また、リザーブ価格を超える入札があってはいけません。本当は売りたくないのに、誰かに売ることになるからです。そうならないよう、リザーブ価格は十分に高値に設定します。
これは、一般の人には実行できない(と言いますか、実行することを想像できない)例でしょう。お金持ち限定?の楽しみ方です。
高額すぎる入札
極めて珍しいコインが出品されたとしましょう。あまりにレアなので、人生唯一のチャンスかもしれません。そして、欲しいです。この場合、相場価格を無視して入札に参加する価値があるでしょう。自分の気持ち次第です。
そうでなく、ヤフオクや楽天で一般的に売られているコインが、破格の高値で落札されることがあります。実際に見た例を挙げるなら、相場価格は数百円なのに、なぜか1万円を優に超える価格で落札されたことがあります。

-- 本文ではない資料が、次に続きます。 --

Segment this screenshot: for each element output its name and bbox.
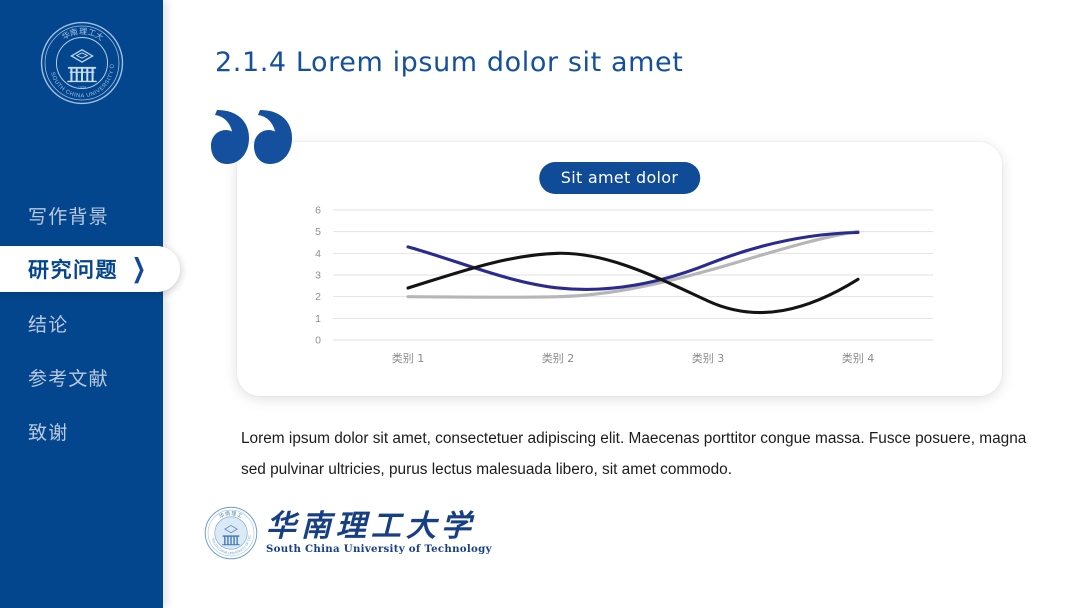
y-tick-6: 6 [315,205,321,217]
series-1-line [408,253,858,312]
svg-text:南: 南 [225,510,231,518]
series-2-line [408,233,858,290]
chevron-right-icon: ❯ [132,256,148,282]
x-tick-1: 类别 2 [542,351,575,365]
chart-card: Sit amet dolor 6 5 4 3 [237,142,1002,396]
slide-canvas: 华 南 理 工 大 SOUTH CHINA UNIVERSITY OF TECH… [0,0,1080,608]
x-tick-2: 类别 3 [692,351,725,365]
sidebar-nav: 写作背景 研究问题 ❯ 结论 参考文献 致谢 [0,188,163,458]
sidebar-item-label: 研究问题 [28,254,118,284]
footer-seal-icon: 华 南 理 工 SOUTH CHINA UNIVERSITY OF TECH [203,505,259,561]
sidebar-item-label: 参考文献 [28,364,109,391]
footer-logo: 华 南 理 工 SOUTH CHINA UNIVERSITY OF TECH [203,505,492,561]
svg-text:1934: 1934 [78,86,86,90]
sidebar-item-label: 结论 [28,310,68,337]
sidebar-item-label: 写作背景 [28,202,109,229]
sidebar-item-3[interactable]: 参考文献 [0,350,163,404]
y-tick-0: 0 [315,335,321,347]
sidebar-item-4[interactable]: 致谢 [0,404,163,458]
y-tick-3: 3 [315,270,321,282]
sidebar-item-1-active[interactable]: 研究问题 ❯ [0,242,163,296]
x-tick-0: 类别 1 [392,351,425,365]
sidebar: 华 南 理 工 大 SOUTH CHINA UNIVERSITY OF TECH… [0,0,163,608]
sidebar-item-0[interactable]: 写作背景 [0,188,163,242]
chart-title-badge: Sit amet dolor [539,162,701,194]
footer-wordmark: 华南理工大学 South China University of Technol… [266,511,492,556]
footer-university-en: South China University of Technology [266,543,492,555]
body-paragraph: Lorem ipsum dolor sit amet, consectetuer… [241,423,1031,485]
x-tick-3: 类别 4 [842,351,875,365]
svg-text:理: 理 [79,27,87,36]
footer-university-cn: 华南理工大学 [266,511,492,543]
y-tick-1: 1 [315,313,321,325]
line-chart: 6 5 4 3 2 1 0 类别 1 类别 2 类 [237,202,1002,382]
y-tick-5: 5 [315,226,321,238]
sidebar-item-label: 致谢 [28,418,68,445]
page-title: 2.1.4 Lorem ipsum dolor sit amet [215,47,683,78]
sidebar-item-2[interactable]: 结论 [0,296,163,350]
main-content: 2.1.4 Lorem ipsum dolor sit amet Sit ame… [163,0,1080,608]
quote-open-icon [211,106,293,172]
y-tick-4: 4 [315,248,321,260]
y-tick-2: 2 [315,291,321,303]
university-seal-icon: 华 南 理 工 大 SOUTH CHINA UNIVERSITY OF TECH… [38,19,126,107]
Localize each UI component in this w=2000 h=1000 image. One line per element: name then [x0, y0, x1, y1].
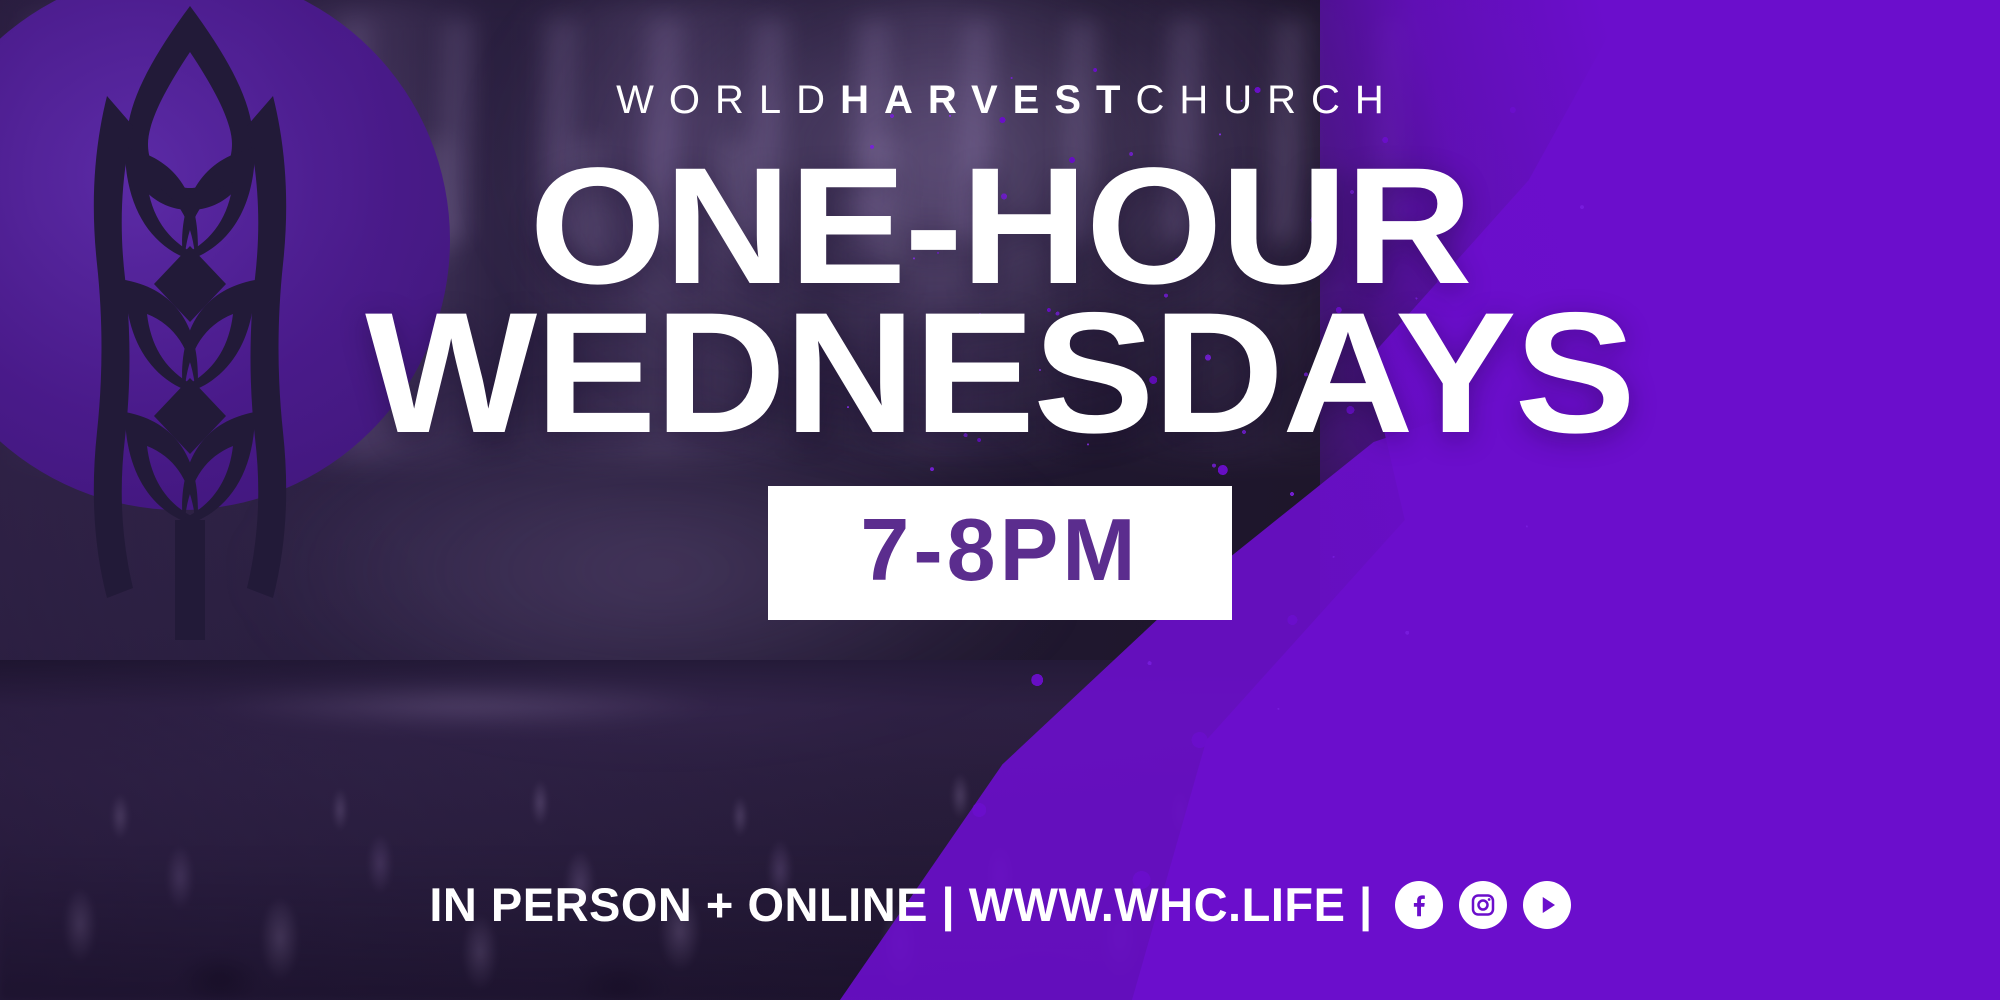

あるいは、(株)ダルマで同種・同グレードのコインが売られていて、その価格よりも高額で落札された…など。
これが起きてしまう理由は、少なくとも2つあるでしょう。1つは、入札者が相場価格や販売価格を把握していなかったこと。そして、オークション独特の雰囲気に飲まれてしまったこと。
高額すぎる入札で損してしまわないよう、気を付けましょう。また、出品する側としては、こういうことがあるから楽しいです。ワクワク。
オークションの最終盤
オークションは、朝から晩まで続きます。そして、終了予定時刻はあらかじめ決まっています。その時刻を越えてオークションをすることはありません。オークション会場はホテルであり、契約に従って会場を引き渡す必要があるからです。
ところが、オークションが大盛況となり、進行が遅めになったとしましょう。その結果、残り時間が短くなってきたのに、入札を待っているコインが多く残っています。この時に起きる現象です。
オークショナーは、時間内ですべてを終了させるため、コイン1枚にかける時間を短くします。この場合、そのコインを落札しよう!と事前に決めていた人は、決めたとおりに入札しますので、何の問題もありません。
しかし、その場で考えて入札しようという人は、参加が徐々に難しくなってきます。考える時間が短くなるからです。すなわち、入札参加意思を事前に決めている人が、有利になります。
気楽に参加しよう
以上、小ネタなどをたくさん書いてきましたが、難しいものではありません。興味深いコインが見つかったら、オークションに参加してみましょう。
なお、経験が浅いうちは、興味深いコインがなくても参加する価値があります。場慣れするためです。お目当てのコインが登場した時に変に緊張してしまわないためにも、気軽に何度も参加しましょう。